10/27/13

LOU REED IS DEAD

 


Lou Reed, the principal singer in the Velvet Underground, a band that had profound impact on the high-I.Q., low-virtuosity stratum of alternative and underground rock around the world, has died, his literary agent, Andrew Wylie, said on Sunday. He was 71.

Mr. Reed died on Long Island, Mr. Wylie said. He is survived by his wife, Laurie Anderson, a songwriter and a performance artist.
 “He was as great an artist as it’s possible to be in my opinion,” Mr. Wylie said.
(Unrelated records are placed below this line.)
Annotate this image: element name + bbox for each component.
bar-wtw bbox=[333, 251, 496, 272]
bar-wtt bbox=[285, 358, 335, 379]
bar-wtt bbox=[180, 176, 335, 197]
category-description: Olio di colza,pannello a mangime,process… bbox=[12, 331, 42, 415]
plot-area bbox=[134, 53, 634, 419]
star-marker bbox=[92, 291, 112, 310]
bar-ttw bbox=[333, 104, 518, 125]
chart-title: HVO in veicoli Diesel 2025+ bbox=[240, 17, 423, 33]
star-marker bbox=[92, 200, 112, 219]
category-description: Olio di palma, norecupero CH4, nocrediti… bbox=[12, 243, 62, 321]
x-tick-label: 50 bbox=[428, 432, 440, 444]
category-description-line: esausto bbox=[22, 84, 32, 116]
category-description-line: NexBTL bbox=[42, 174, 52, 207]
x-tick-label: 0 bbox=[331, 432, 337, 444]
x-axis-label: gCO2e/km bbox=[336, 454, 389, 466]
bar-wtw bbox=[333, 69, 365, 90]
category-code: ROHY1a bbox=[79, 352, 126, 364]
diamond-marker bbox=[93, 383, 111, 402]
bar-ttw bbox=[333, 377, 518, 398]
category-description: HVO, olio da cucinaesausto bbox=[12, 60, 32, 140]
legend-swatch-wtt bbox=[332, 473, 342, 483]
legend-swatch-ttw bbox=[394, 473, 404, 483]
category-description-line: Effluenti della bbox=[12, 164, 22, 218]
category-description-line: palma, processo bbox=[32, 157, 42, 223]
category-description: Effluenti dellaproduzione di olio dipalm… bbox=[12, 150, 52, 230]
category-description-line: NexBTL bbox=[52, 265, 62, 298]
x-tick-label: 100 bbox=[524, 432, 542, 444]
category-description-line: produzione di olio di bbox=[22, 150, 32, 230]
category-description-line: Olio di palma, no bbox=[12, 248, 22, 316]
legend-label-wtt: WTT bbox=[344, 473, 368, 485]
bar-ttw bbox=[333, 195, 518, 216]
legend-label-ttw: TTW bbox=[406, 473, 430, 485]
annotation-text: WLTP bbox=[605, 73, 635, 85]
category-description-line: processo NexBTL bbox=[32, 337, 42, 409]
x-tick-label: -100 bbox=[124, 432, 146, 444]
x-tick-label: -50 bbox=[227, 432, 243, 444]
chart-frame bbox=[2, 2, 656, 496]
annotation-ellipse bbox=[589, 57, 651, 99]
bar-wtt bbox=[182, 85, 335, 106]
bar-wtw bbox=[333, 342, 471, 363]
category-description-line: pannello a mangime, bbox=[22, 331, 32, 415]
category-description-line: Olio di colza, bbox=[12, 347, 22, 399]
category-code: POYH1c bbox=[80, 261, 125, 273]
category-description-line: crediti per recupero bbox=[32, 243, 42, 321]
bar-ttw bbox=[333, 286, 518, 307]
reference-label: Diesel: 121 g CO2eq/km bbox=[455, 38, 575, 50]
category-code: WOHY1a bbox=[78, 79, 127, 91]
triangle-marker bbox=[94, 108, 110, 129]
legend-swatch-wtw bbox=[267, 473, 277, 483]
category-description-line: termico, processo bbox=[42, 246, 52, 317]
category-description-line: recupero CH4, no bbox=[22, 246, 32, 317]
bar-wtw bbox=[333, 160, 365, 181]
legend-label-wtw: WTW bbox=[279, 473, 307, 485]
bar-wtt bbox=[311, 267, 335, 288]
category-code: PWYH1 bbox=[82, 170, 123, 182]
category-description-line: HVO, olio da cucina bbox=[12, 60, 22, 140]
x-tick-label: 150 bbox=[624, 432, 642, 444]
Mr. Wylie said he believed that Mr. Reed’s death was related to a liver transplant he had earlier this year.
Mr. Reed played the sport of alienating listeners, defending the right to contradict himself in hostile interviews, to contradict his transgressive image by idealizing sweet or old-fashioned values in word or sound, or to present intuition as blunt logic.
“I’ve always believed that there’s an amazing number of things you can do through a rock ‘n’ roll song,” he once told the journalist Kristine McKenna, “and that you can do serious writing in a rock song if you can somehow do it without losing the beat. The things I’ve written about wouldn’t be considered a big deal if they appeared in a book or movie.”
Sober since the 1980s and a practitioner of Tai Chi, Mr. Reed had a liver transplant in May in Cleveland. “I am a triumph of modern medicine, physics and chemistry,” he wrote in a public statement upon his release. “I am bigger and stronger than ever.”
“I have never thought of music as a challenge — you always figure the audience is at least as smart as you are,” he wrote. “You do this because you like it, you think what you’re making is beautiful. And if you think it’s beautiful, maybe they think it’s beautiful.”